Current fellow Jaclyn Cosgrove, a health reporter for The Oklahoman, has been working on “Epidemic Ignored,” a series of stories about her home state’s history of mental health resources, especially as it relates to the criminal justice system. So far, she’s published two stories in print and two on the radio, in addition to hosting two public events designed to foster discussion around mental illness.
“I felt that I was working with a shovel when I could really use a backhoe,” she said. “I wanted to be able to do something that was a lot more hard-hitting and just a bigger project.”
She has several stories still in the pipeline, including an investigative piece and a solutions-based project comparing Oklahoma’s mental health care to other states, potentially including Texas, Georgia and Arkansas.

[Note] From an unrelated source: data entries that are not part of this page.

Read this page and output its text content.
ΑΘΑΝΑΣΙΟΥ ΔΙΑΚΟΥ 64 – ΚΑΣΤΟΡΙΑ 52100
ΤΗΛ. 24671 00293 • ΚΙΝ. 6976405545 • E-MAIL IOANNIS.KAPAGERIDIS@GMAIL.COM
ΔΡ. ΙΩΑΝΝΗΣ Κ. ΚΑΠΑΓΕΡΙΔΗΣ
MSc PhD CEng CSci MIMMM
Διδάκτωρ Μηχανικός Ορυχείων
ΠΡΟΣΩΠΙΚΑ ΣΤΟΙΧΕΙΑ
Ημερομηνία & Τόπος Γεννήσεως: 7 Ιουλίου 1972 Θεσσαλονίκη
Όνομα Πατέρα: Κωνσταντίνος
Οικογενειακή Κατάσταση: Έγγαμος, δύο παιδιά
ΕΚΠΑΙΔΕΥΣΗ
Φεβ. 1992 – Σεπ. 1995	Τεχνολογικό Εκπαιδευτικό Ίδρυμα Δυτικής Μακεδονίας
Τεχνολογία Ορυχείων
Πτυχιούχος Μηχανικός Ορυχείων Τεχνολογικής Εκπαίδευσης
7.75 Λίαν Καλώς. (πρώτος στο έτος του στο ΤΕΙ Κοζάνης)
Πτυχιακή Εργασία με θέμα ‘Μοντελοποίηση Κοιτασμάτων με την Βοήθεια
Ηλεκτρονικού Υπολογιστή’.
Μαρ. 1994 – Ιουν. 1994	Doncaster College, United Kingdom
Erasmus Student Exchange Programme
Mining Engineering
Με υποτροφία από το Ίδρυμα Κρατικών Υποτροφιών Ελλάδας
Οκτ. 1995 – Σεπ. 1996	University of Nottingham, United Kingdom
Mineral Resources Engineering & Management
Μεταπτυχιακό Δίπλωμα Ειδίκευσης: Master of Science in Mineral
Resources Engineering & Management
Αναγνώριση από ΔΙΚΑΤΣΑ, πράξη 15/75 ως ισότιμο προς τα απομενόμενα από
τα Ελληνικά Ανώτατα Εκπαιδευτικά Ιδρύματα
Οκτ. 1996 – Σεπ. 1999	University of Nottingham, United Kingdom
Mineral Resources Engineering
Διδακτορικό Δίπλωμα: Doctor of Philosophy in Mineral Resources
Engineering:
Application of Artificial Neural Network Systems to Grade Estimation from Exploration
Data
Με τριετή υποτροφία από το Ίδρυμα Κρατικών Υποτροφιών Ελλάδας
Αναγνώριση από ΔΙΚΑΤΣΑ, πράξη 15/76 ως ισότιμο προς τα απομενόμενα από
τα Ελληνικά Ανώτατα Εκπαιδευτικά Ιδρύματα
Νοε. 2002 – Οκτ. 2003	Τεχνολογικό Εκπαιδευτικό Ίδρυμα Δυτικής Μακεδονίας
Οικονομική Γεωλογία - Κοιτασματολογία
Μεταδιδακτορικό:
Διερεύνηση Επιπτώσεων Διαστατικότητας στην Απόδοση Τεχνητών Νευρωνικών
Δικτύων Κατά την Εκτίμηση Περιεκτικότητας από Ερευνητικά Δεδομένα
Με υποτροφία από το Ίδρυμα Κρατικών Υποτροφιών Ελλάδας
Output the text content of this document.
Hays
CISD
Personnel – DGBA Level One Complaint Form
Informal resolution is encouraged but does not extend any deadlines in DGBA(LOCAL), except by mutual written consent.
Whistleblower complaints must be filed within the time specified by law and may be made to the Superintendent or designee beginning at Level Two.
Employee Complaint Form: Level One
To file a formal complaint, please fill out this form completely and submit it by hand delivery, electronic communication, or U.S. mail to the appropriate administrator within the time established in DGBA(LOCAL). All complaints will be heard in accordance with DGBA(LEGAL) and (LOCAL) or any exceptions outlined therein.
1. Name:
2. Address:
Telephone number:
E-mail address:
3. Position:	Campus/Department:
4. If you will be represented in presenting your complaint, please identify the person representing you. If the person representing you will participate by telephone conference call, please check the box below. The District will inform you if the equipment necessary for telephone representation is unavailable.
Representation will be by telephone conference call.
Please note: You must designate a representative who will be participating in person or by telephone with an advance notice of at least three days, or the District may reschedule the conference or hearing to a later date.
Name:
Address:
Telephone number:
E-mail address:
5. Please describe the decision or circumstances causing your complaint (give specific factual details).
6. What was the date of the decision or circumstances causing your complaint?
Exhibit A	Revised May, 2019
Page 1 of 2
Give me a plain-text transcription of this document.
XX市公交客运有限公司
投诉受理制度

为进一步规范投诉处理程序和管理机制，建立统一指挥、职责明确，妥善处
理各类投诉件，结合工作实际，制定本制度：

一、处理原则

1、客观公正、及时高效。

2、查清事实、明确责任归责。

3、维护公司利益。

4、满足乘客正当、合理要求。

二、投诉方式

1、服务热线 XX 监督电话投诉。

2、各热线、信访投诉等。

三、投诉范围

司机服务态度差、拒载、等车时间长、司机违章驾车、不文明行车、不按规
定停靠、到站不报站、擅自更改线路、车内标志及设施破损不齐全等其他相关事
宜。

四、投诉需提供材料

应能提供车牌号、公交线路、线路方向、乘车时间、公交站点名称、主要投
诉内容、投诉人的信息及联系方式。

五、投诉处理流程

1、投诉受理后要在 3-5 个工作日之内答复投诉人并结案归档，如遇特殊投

Palpant Shimkets praises journalists, both affiliated with the center and not, for continually expanding the range of mental health coverage while upping its accuracy and reducing stigma. But there’s always room for improvement.
A lot of stories in the news focus only on the hardships associated with mental illness, rather than the strength people display in working through their issues and bettering themselves. That’s something the Carter Center encourages fellows to combat in their own reporting.
“We need to really work on telling a more well-rounded picture of mental illness,” Cosgrove said. “I think it’s important for journalists to understand how [people with mental illness] got to recovery. I don’t see many of those stories told. There’s a lot of reactionary journalism, but there’s not as much of finding the stories of hope and recovery.”